With a husband and wife who are receiving Social Security income, the income that they will receive goes down when one of them dies. Social Security typically pays either individual benefits to the two income earners, or if it's more, the spouse will receive half of the benefit of the higher earning individual. When the first one dies, the income will drop perhaps by as much as one-third, so if they've made financial commitments that rely on that income, life insurance could replace the lost Social Security income and take care of those commitments. These days, many people reach retirement with a tremendous amount of debt. And so one of the things that life insurance can do for a retiree is to cancel that debt so that it doesn't saddle the survivor with expenses that would be very difficult to maintain.
What are the odds that someone will become disabled before the age of 65?
If you are 40 years old, you have about a 40% chance that between now and age 65 you'll be disabled for 90 days or more. And if you are disabled for 90 days or more, there is about a 50% chance that you'll continue to be disabled for up to two years. So it's a potentially serious problem. Injury accounts for 10-15% of the reasons why people have long-term disability. Illness is the other 85-90%.
What is term life insurance?
Term life insurance is a policy that pays if you die within a certain period of time. It used to be the most popular policy with a one year renewable term up to age 65. That is not as popular a policy anymore. Now people are buying 20, 25 or 30-year periods for life insurance. So you might buy a twenty-year term at age 40, and if you died before age 60, the policy would pay a benefit, and if you died after that, it would not. In contrast, there are various forms of what is now called permanent insurance. Traditional whole life is one of them, and universal life is another.
Can I withdraw any money from the insurance policy if I have some kind of life crisis, or even if I want to pay off a part of my mortgage?

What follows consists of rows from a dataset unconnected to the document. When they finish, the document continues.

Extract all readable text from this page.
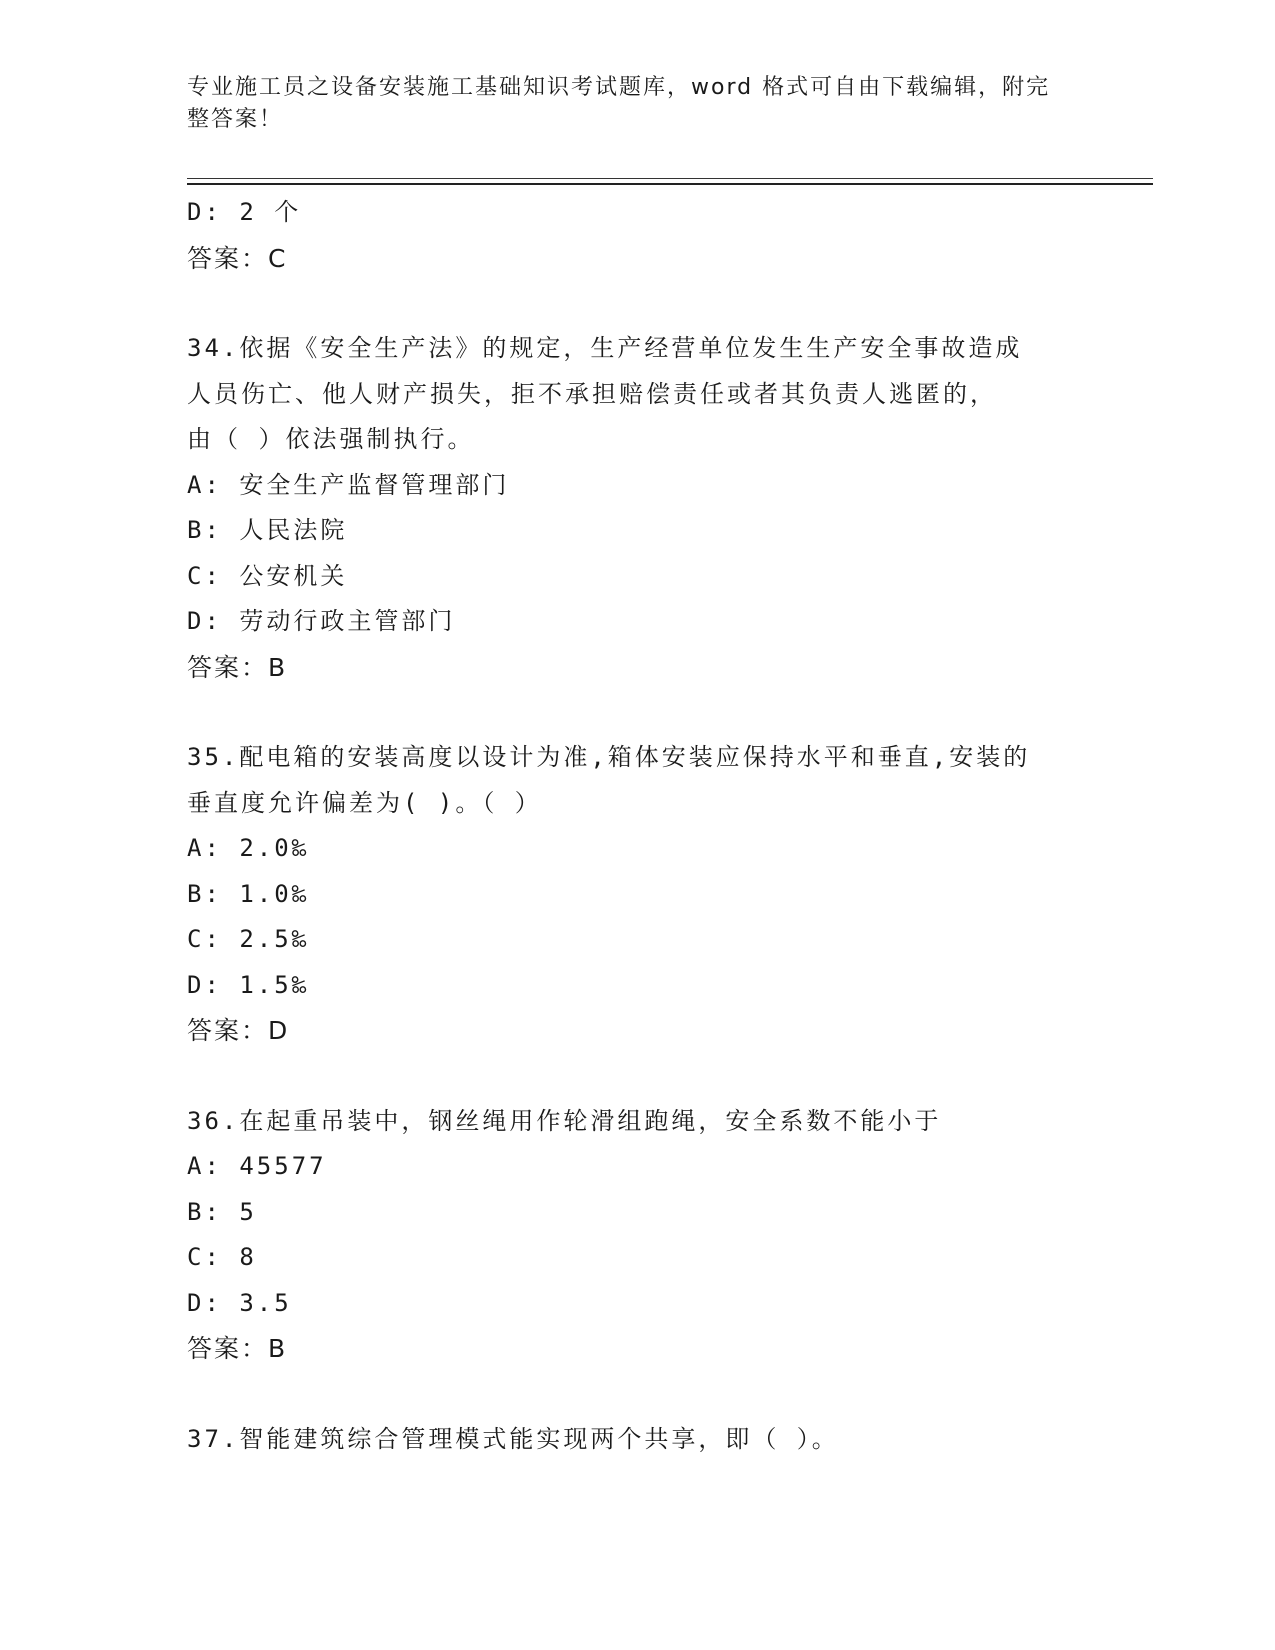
专业施工员之设备安装施工基础知识考试题库，word 格式可自由下载编辑，附完
整答案！
D: 2 个
答案：C
34.依据《安全生产法》的规定，生产经营单位发生生产安全事故造成
人员伤亡、他人财产损失，拒不承担赔偿责任或者其负责人逃匿的，
由（ ）依法强制执行。
A: 安全生产监督管理部门
B: 人民法院
C: 公安机关
D: 劳动行政主管部门
答案：B
35.配电箱的安装高度以设计为准,箱体安装应保持水平和垂直,安装的
垂直度允许偏差为( )。（ ）
A: 2.0‰
B: 1.0‰
C: 2.5‰
D: 1.5‰
答案：D
36.在起重吊装中，钢丝绳用作轮滑组跑绳，安全系数不能小于
A: 45577
B: 5
C: 8
D: 3.5
答案：B
37.智能建筑综合管理模式能实现两个共享，即（ ）。
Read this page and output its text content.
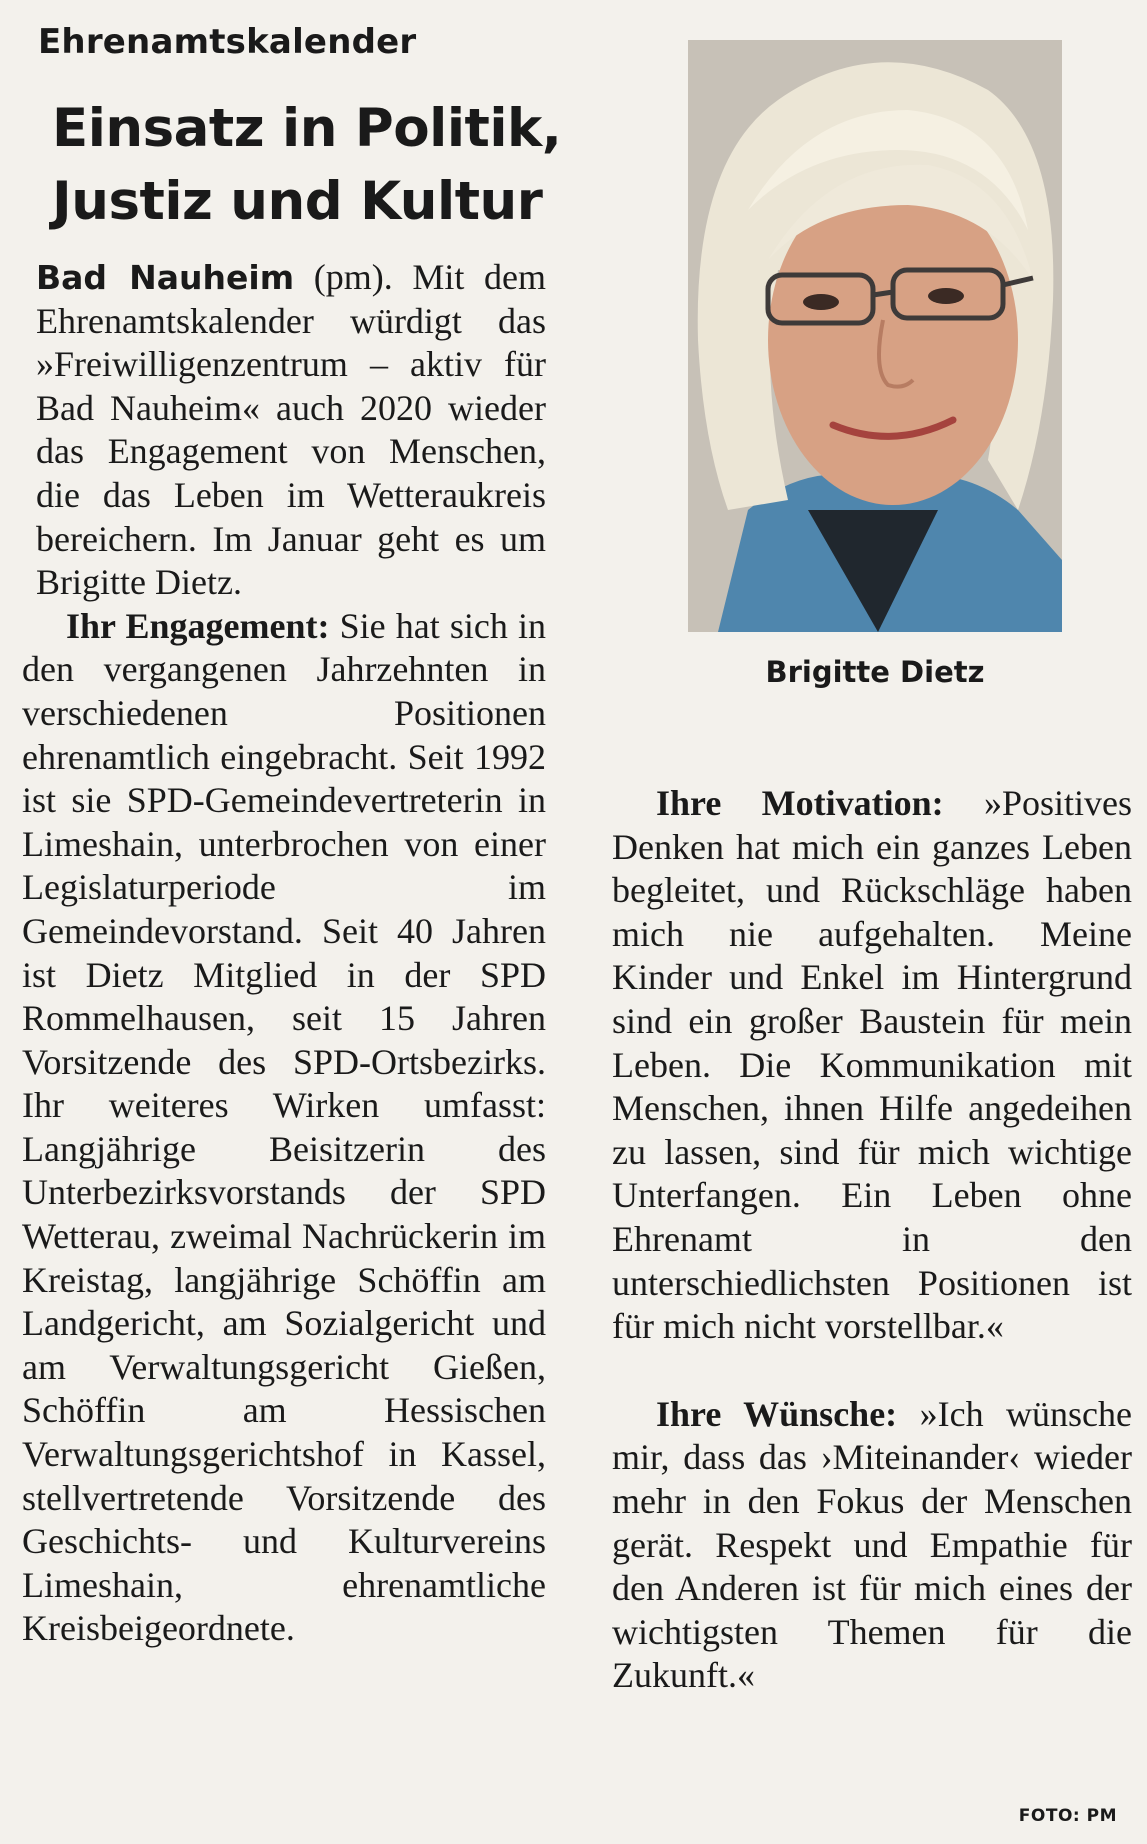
Ehrenamtskalender
Einsatz in Politik,
Justiz und Kultur

Bad Nauheim (pm). Mit dem Ehrenamtskalender würdigt das »Freiwilligenzentrum – aktiv für Bad Nauheim« auch 2020 wieder das Engagement von Menschen, die das Leben im Wetteraukreis bereichern. Im Januar geht es um Brigitte Dietz.

Ihr Engagement: Sie hat sich in den vergangenen Jahrzehnten in verschiedenen Positionen ehrenamtlich eingebracht. Seit 1992 ist sie SPD-Gemeindevertreterin in Limeshain, unterbrochen von einer Legislaturperiode im Gemeindevorstand. Seit 40 Jahren ist Dietz Mitglied in der SPD Rommelhausen, seit 15 Jahren Vorsitzende des SPD-Ortsbezirks. Ihr weiteres Wirken umfasst: Langjährige Beisitzerin des Unterbezirksvorstands der SPD Wetterau, zweimal Nachrückerin im Kreistag, langjährige Schöffin am Landgericht, am Sozialgericht und am Verwaltungsgericht Gießen, Schöffin am Hessischen Verwaltungsgerichtshof in Kassel, stellvertretende Vorsitzende des Geschichts- und Kulturvereins Limeshain, ehrenamtliche Kreisbeigeordnete.

Brigitte Dietz

Ihre Motivation: »Positives Denken hat mich ein ganzes Leben begleitet, und Rückschläge haben mich nie aufgehalten. Meine Kinder und Enkel im Hintergrund sind ein großer Baustein für mein Leben. Die Kommunikation mit Menschen, ihnen Hilfe angedeihen zu lassen, sind für mich wichtige Unterfangen. Ein Leben ohne Ehrenamt in den unterschiedlichsten Positionen ist für mich nicht vorstellbar.«

Ihre Wünsche: »Ich wünsche mir, dass das ›Miteinander‹ wieder mehr in den Fokus der Menschen gerät. Respekt und Empathie für den Anderen ist für mich eines der wichtigsten Themen für die Zukunft.«

FOTO: PM
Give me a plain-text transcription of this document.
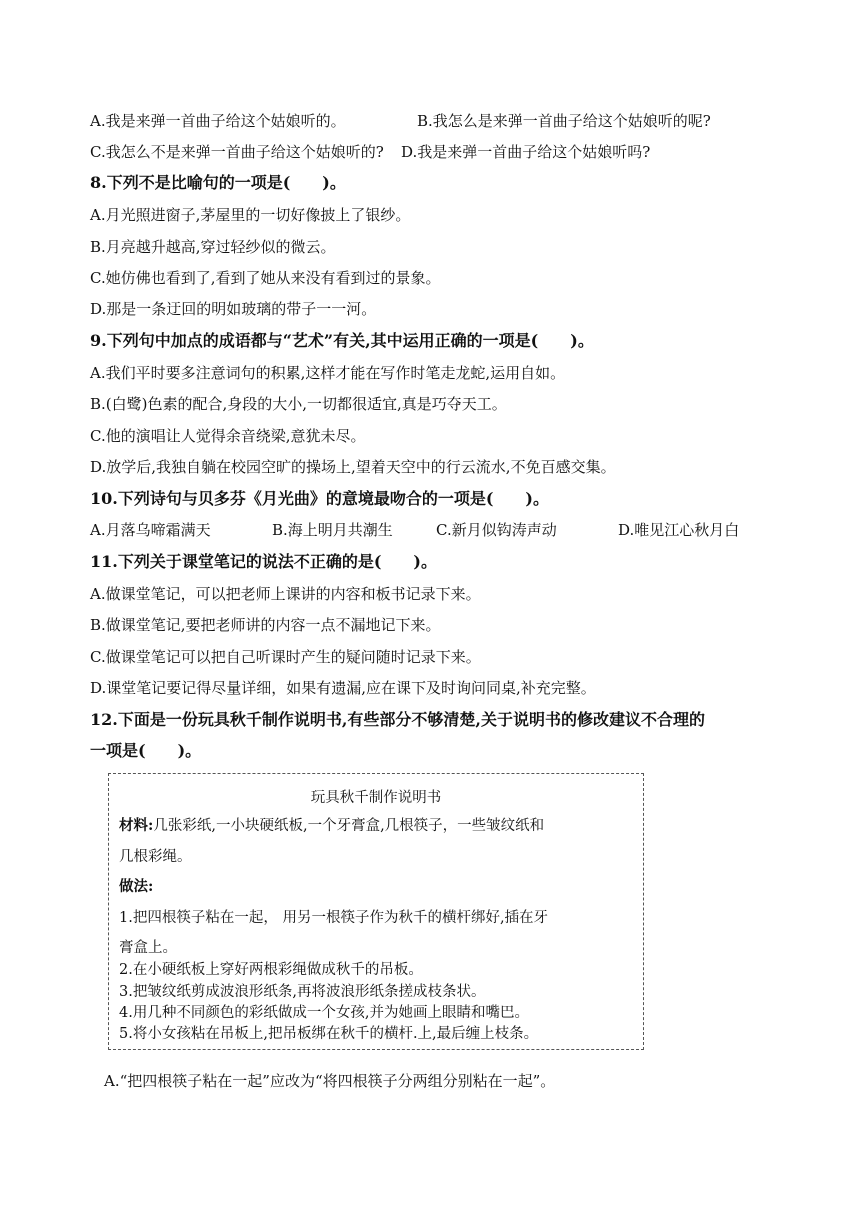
A.我是来弹一首曲子给这个姑娘听的。	B.我怎么是来弹一首曲子给这个姑娘听的呢?
C.我怎么不是来弹一首曲子给这个姑娘听的? D.我是来弹一首曲子给这个姑娘听吗?
8.下列不是比喻句的一项是(　　)。
A.月光照进窗子,茅屋里的一切好像披上了银纱。
B.月亮越升越高,穿过轻纱似的微云。
C.她仿佛也看到了,看到了她从来没有看到过的景象。
D.那是一条迂回的明如玻璃的带子一一河。
9.下列句中加点的成语都与“艺术”有关,其中运用正确的一项是(　　)。
A.我们平时要多注意词句的积累,这样才能在写作时笔走龙蛇,运用自如。
B.(白鹭)色素的配合,身段的大小,一切都很适宜,真是巧夺天工。
C.他的演唱让人觉得余音绕梁,意犹未尽。
D.放学后,我独自躺在校园空旷的操场上,望着天空中的行云流水,不免百感交集。
10.下列诗句与贝多芬《月光曲》的意境最吻合的一项是(　　)。
A.月落乌啼霜满天	B.海上明月共潮生	C.新月似钩涛声动	D.唯见江心秋月白
11.下列关于课堂笔记的说法不正确的是(　　)。
A.做课堂笔记，可以把老师上课讲的内容和板书记录下来。
B.做课堂笔记,要把老师讲的内容一点不漏地记下来。
C.做课堂笔记可以把自己听课时产生的疑问随时记录下来。
D.课堂笔记要记得尽量详细，如果有遗漏,应在课下及时询问同桌,补充完整。
12.下面是一份玩具秋千制作说明书,有些部分不够清楚,关于说明书的修改建议不合理的
一项是(　　)。
玩具秋千制作说明书
材料:几张彩纸,一小块硬纸板,一个牙膏盒,几根筷子，一些皱纹纸和
几根彩绳。
做法:
1.把四根筷子粘在一起， 用另一根筷子作为秋千的横杆绑好,插在牙
膏盒上。
2.在小硬纸板上穿好两根彩绳做成秋千的吊板。
3.把皱纹纸剪成波浪形纸条,再将波浪形纸条搓成枝条状。
4.用几种不同颜色的彩纸做成一个女孩,并为她画上眼睛和嘴巴。
5.将小女孩粘在吊板上,把吊板绑在秋千的横杆.上,最后缠上枝条。
A.“把四根筷子粘在一起”应改为“将四根筷子分两组分别粘在一起”。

In general you can, but if you do that, it also reduces the death benefit that would be payable because it's a kind of advanced payment of the death benefit. If you feel that your life expectancy is suddenly shorter than you hoped, if you become sick or have some other life-threatening situation, you're probably better holding on to the policy and not dipping in too early, because in general, the death benefit is much greater than the cash value. Also, the excess of the cash value withdrawn over the premiums you've paid in is taxable. Death benefits are income tax exempt.